Pour clôturer sa saison, l’Opéra de Lille propose une nouvelle production de Falstaff, l’ultime chef d’œuvre de Verdi, mis en scène par Denis Podalydès. Servie par un cast très homogène et investi dans la comédie, la production est le reflet d’un monde cruel assez actuel où les femmes se vengent de la tyrannie des hommes.

Créé en 1893, Falstaff est le dernier opéra de Giuseppe Verdi, considéré comme son testament musical et chef-d’œuvre inclassable écrit par un compositeur de 80 ans, riche de près de trente œuvres lyriques. Après Macbeth et Otello, c’est la troisième création inspirée par Shakespeare, sur un livret d’Arrigo Boïto, lui même compositeur et qui avait quelques années auparavant contribué au succès d’Otello. Son projet de composer un Roi Lear restera à l’état de livret, bien qu’il ait hanté Verdi toute sa vie.  Inspiré des Joyeuses commères de Winbdsor, cest aussi le seul sujet comique qu’il aura traité dans sa maturité, après Un giorno di regno composé par un Verdi de seulement 27 ans. Falstaff est ainsi une œuvre d’un compositeur au sommet de son art, prodige de l’orchestration, mais libéré des contraintes habituelles de l’opéra du XIX siècle et de la forme qu’avaient pris ses précédents ouvrages. C’est par avance un opéra du XXe siècle et, même si beaucoup d’ensembles (parfois très complexes) et quelques airs restent présents, l’on sent déjà la continuité musicale qui s’apparente à Wagner et préfigure Richard Strauss et Debussy. Ce qui empêchera pas le compositeur de terminer l’œuvre de la façon la plus académique qui soit : par une fugue. 

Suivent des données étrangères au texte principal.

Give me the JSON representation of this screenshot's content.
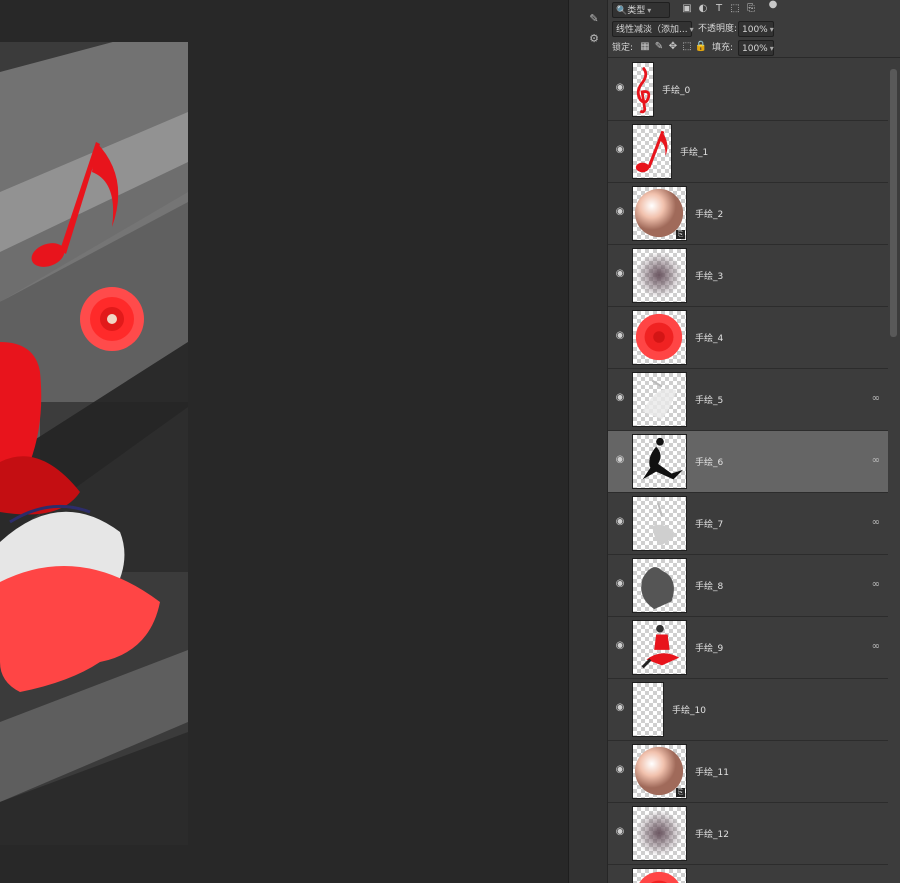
{
  "toolbar": {
    "filter_kind": "类型",
    "blend_mode": "线性减淡（添加...",
    "opacity_label": "不透明度:",
    "opacity_value": "100%",
    "lock_label": "锁定:",
    "fill_label": "填充:",
    "fill_value": "100%"
  },
  "icons": {
    "filter": "search-icon",
    "image_filter": "image-icon",
    "adjust_filter": "half-circle-icon",
    "type_filter": "text-icon",
    "shape_filter": "shape-icon",
    "smart_filter": "smart-object-icon",
    "toggle": "dot-icon"
  },
  "layers": [
    {
      "name": "手绘_0",
      "thumb": "treble-clef",
      "linked": false,
      "smart": false,
      "selected": false
    },
    {
      "name": "手绘_1",
      "thumb": "note",
      "linked": false,
      "smart": false,
      "selected": false
    },
    {
      "name": "手绘_2",
      "thumb": "pearl",
      "linked": false,
      "smart": true,
      "selected": false
    },
    {
      "name": "手绘_3",
      "thumb": "shadow-blob",
      "linked": false,
      "smart": false,
      "selected": false
    },
    {
      "name": "手绘_4",
      "thumb": "red-flower",
      "linked": false,
      "smart": false,
      "selected": false
    },
    {
      "name": "手绘_5",
      "thumb": "white-dancer",
      "linked": true,
      "smart": false,
      "selected": false
    },
    {
      "name": "手绘_6",
      "thumb": "black-dancer",
      "linked": true,
      "smart": false,
      "selected": true
    },
    {
      "name": "手绘_7",
      "thumb": "grey-dancer",
      "linked": true,
      "smart": false,
      "selected": false
    },
    {
      "name": "手绘_8",
      "thumb": "dark-shadow",
      "linked": true,
      "smart": false,
      "selected": false
    },
    {
      "name": "手绘_9",
      "thumb": "red-dancer",
      "linked": true,
      "smart": false,
      "selected": false
    },
    {
      "name": "手绘_10",
      "thumb": "empty",
      "linked": false,
      "smart": false,
      "selected": false
    },
    {
      "name": "手绘_11",
      "thumb": "pearl",
      "linked": false,
      "smart": true,
      "selected": false
    },
    {
      "name": "手绘_12",
      "thumb": "shadow-blob",
      "linked": false,
      "smart": false,
      "selected": false
    },
    {
      "name": "",
      "thumb": "red-flower",
      "linked": false,
      "smart": false,
      "selected": false
    }
  ],
  "colors": {
    "accent_red": "#e8141c",
    "selected_row": "#656565",
    "panel_bg": "#3c3c3c"
  }
}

Avec le choix de situer l’action au sein d’un hôpital on aurait pu retrouver à travers ce faux malade la truculence de Molière, mais le comédien metteur en scène Denis Podalydès connait bien son Shakespeare, et c’est bien sûr vers les films d’Orson Welles qu’il lorgne de manière assumée. Comme l’auteur de Citizen Kane, Falstaff est ainsi un homme au physique hors normes, “Bigger than life”, et qui termine sa vie dans une certaine déchéance. Même s’il est toujours entouré de ses complices dans une auberge de la Jarretière qui est une salle d’hospice, ou il semble continuer ses affaires et commande du vin qui lui est administré sous forme de perfusions. Mais son heure de gloire est derrière lui, et emmenés par un groupe de femmes complices, tous se liguent pour se venger de cet homme coupable de vouloir séduire sans vergogne deux commères amies. Balancé dans un paquet de linge, puis jeté dans les égouts sous la buanderie de l’hôpital, le malade ne trouvera son salut que dans un troisième acte onirique, loin des brumes de la forêt de Windsor. Devant subir une opération qu’il redoute, le malade s’administre en effet une drogue qui le fait se détacher du corps difforme sur lequel s’acharne l’ensemble des protagonistes, et échapper à une dissection qui révèle un ventre rempli… d’ouvrages de Shakespeare. Bien servie par les décors et costumes de ses complices habituels, rien moins que l’acteur et administrateur de la comédie française Eric Ruf, et le couturier Christian Lacroix, la mise en scène de Podalydès est alerte, et complètement au service de la musique, qu’elle ne dénature jamais. Cette mécanique de précision, à l’instar des ensembles et de la musique virtuose de Verdi, est heureusement servie par un cast très homogène et soudé qui prend visiblement grand plaisir à s’amuser sur scène.     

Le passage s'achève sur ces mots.